Any problems with that, other than the fact that you're going to look like young Swiss cheese at the end of this "demonstration?" Not to mention dead, since I'm likely to choose...oh, I don't know...how about armor-piercing round XM993 .30 caliber, rated at punching holes through a half-inch of not just steel target, but full military armor-plate at 300 meters? Starting to sweat yet, Commissioner?

And as Commissioner Kelly must know (He is a police commissioner, right? Don't they have to know something about law enforcement?), there are police- and military-only rounds out there that make the XM993 look like you're shooting marshmallows. C'mon, Commish, what'd you have your sniper shoot the plate with, a nice .308 hollow-point or even the thin metal- jacketed Federal Match King?

This from the SPJ Code of Ethics:
• Avoid misleading re-enactments or staged news events.
Finally, let me quote this from the same Code of Ethics:
Journalists should:
• Clarify and explain news coverage and invite dialogue with the public over journalistic conduct.
• Encourage the public to voice grievances against the news media.
• Admit mistakes and correct them promptly.
• Expose unethical practices of journalists and the news media.
• Abide by the same high standards to which they hold others.
BOTTOM LINE: 60 MINUTES owes Ronnie Barrett an apology and we viewers an explanation of why, when the subject is guns, ethics go flying out the window!

Michael Invents the Survivalism Market & Survives!

So flash forward a few years, and I'm a reasonably successful magazine journalist. I've been hired by one of the men's magazines (a.k.a., the ones with pictures of nakked women in them) to do a story on the rise of survivalism, especially around Oregon's Rogue River valley.
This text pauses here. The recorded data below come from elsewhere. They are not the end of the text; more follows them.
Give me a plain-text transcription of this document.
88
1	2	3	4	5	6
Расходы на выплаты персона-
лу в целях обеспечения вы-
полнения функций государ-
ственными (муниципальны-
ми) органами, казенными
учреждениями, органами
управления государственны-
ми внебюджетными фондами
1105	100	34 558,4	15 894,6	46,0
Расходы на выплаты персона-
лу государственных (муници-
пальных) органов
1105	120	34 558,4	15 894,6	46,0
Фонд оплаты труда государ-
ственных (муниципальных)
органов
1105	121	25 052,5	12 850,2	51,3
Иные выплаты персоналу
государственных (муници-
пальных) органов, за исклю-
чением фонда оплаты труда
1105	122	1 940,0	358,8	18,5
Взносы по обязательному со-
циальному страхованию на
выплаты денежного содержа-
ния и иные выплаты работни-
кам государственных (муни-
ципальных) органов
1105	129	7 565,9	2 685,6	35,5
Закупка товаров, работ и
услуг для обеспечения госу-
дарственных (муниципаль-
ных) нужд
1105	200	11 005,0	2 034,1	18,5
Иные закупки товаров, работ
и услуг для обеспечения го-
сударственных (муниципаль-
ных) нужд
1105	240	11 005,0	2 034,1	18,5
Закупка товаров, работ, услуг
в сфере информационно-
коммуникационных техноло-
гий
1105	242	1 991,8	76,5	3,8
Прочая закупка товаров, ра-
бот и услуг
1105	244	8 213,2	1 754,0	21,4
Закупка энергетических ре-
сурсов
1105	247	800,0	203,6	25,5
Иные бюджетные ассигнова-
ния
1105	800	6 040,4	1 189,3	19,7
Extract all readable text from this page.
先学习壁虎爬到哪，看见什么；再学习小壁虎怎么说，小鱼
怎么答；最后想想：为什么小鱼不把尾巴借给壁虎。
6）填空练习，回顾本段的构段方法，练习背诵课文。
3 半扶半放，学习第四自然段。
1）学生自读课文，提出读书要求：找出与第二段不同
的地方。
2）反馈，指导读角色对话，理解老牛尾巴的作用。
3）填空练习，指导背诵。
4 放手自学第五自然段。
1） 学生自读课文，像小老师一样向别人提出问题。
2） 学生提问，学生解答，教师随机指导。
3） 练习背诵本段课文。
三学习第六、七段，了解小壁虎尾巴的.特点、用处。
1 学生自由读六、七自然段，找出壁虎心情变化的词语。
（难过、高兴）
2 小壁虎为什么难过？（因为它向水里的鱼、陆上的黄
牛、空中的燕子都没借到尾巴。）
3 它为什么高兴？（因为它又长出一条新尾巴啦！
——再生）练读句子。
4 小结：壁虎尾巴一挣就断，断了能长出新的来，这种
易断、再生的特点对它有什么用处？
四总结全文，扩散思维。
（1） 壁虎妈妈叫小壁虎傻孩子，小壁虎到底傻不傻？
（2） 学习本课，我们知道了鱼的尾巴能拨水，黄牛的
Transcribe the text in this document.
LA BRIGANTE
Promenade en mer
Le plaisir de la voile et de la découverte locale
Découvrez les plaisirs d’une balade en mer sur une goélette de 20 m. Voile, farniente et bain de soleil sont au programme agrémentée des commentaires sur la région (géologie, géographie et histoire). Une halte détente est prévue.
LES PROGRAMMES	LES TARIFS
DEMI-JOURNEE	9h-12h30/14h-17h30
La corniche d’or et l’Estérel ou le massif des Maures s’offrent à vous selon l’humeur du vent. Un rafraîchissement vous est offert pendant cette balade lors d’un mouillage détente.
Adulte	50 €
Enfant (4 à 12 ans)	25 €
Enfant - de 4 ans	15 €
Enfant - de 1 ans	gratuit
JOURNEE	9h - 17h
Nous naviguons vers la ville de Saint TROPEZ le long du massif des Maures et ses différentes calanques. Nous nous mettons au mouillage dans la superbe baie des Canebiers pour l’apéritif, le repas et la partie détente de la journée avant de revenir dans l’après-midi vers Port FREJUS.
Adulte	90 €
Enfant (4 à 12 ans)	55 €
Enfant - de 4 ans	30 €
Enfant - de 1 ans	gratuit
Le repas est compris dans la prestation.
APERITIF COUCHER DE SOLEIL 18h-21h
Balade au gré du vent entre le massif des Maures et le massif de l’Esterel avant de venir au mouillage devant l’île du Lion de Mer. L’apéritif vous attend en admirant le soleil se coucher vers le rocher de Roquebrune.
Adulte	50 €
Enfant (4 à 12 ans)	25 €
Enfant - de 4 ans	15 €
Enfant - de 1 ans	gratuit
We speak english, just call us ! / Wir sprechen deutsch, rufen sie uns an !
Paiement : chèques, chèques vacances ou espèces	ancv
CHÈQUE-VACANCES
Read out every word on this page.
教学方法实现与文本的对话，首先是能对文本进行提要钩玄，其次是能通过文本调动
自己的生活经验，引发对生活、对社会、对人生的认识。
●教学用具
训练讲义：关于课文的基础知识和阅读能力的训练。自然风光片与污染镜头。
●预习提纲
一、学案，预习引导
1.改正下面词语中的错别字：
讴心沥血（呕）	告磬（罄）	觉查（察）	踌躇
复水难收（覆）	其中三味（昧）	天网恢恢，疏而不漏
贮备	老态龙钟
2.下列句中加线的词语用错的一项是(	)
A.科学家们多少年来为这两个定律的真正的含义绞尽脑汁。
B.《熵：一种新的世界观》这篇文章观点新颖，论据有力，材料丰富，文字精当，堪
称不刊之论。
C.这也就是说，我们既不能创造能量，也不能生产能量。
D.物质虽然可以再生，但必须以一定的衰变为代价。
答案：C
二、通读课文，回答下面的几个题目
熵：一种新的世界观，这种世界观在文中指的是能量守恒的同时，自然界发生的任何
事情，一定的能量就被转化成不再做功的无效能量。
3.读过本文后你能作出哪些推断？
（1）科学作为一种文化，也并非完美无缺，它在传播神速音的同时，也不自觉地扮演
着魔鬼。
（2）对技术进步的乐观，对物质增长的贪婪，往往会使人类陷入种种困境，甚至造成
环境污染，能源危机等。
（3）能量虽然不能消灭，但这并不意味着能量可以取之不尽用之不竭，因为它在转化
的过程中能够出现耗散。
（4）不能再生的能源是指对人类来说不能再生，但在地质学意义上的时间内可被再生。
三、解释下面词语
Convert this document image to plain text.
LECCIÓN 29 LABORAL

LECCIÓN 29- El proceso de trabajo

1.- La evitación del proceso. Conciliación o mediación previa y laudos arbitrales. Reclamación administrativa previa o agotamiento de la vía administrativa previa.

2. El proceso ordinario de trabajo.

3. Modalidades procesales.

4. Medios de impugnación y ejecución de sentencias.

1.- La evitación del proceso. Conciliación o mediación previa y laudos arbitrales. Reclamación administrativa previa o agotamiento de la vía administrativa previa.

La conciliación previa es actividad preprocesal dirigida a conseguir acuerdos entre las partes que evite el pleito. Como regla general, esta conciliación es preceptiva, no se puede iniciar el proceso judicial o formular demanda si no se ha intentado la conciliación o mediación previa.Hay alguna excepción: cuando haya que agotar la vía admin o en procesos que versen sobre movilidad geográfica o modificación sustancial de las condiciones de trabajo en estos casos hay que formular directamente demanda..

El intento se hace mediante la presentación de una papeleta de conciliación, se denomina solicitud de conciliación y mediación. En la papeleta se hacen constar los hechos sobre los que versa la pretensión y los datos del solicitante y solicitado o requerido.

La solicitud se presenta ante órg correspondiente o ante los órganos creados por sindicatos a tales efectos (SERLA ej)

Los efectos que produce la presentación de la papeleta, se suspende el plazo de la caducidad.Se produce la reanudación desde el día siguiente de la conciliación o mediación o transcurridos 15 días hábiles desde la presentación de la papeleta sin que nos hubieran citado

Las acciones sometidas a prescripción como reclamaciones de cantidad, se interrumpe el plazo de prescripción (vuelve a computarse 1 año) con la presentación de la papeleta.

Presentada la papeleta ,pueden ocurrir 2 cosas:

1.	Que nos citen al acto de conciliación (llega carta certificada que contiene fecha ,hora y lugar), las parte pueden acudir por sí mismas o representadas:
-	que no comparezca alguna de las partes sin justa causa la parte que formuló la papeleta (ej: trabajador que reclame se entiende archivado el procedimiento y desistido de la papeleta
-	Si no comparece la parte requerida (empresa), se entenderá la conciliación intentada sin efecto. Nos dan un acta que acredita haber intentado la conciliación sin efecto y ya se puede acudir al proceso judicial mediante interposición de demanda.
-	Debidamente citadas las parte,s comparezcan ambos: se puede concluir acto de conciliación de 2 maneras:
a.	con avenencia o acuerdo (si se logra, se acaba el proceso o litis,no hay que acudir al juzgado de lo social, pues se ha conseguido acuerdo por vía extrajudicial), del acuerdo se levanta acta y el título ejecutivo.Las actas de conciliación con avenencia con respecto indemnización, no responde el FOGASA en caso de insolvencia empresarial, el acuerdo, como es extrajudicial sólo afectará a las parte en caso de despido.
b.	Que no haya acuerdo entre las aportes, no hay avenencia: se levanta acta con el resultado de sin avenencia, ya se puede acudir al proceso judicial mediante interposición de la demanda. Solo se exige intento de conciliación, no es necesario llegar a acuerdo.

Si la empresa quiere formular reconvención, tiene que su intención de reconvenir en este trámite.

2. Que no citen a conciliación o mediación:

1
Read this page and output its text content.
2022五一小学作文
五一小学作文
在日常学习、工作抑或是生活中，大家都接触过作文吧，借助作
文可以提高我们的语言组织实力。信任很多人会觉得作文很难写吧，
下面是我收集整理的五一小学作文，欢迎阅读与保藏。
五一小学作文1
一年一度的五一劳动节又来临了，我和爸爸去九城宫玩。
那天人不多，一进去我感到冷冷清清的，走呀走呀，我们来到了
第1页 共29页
I pull some strings and get a free pass (I'm a gun guy, remember?), hang out for a while and write a pretty good story — at least good enough to inspire my pal Hank Williams Jr. to write a hit song, A Country Boy Can Survive, which is more of a legacy than most magazine articles every get!

Before the article is published, though, I get a call from the editor, who has a simple question — what is the dollar size of the survivalist market? A $50,000,000 a year market? A hundred? I spent several days looking and come back empty-handed. Nobody has researched the relatively new market enough to have put estimates to it.

"Take a guess," the editor said.

What the hell...I pick a number. It's a pretty good number, too, in that it's a best guess. But it is a guess. Nothing more.

"Cool," he said, and the story comes out with my number right there up front.

My number then goes on without me. I'm sent an article from one of the largest newspaper on the West Coast, quoting my number and attributing it to "sources." Next, my number migrates across country to the Great Grey New York Times, where it is attributed to "knowledgeable sources close to the industry." Then my number makes the jump to television, where a famous soon-to-be-retired anchor person mouthed it as "authoritative." It crawled into more magazine aritcles and even a couple of books and finally broke into Hollywood. I'm watching an episode of the old Lou Grant television show, where everyone's favorite loveable lefty Ed Asner plays everyone's favorite loveable lefty editor Lou Grant.

"Do you know how much money these whackos spend every year?" shouts loveable Lou, more or less. "They spend..."

And there it is. MY number, right there on television! I am so proud for it! I feel like a father who has given birth to...Brad Pitt! I envision it walking (maybe migrating, whatever it is that numbers do) down the Red Carpet, accepting the award for Best New Monetary Estimate of a Niche Right-Wing Market, partying at Spaagos with whomever was the Johnny Depp of the time — David Hasselhoff? I imagine my number thanking me for making it up and sending it out into the world.

But it was never more than a guess made by a guy on deadline.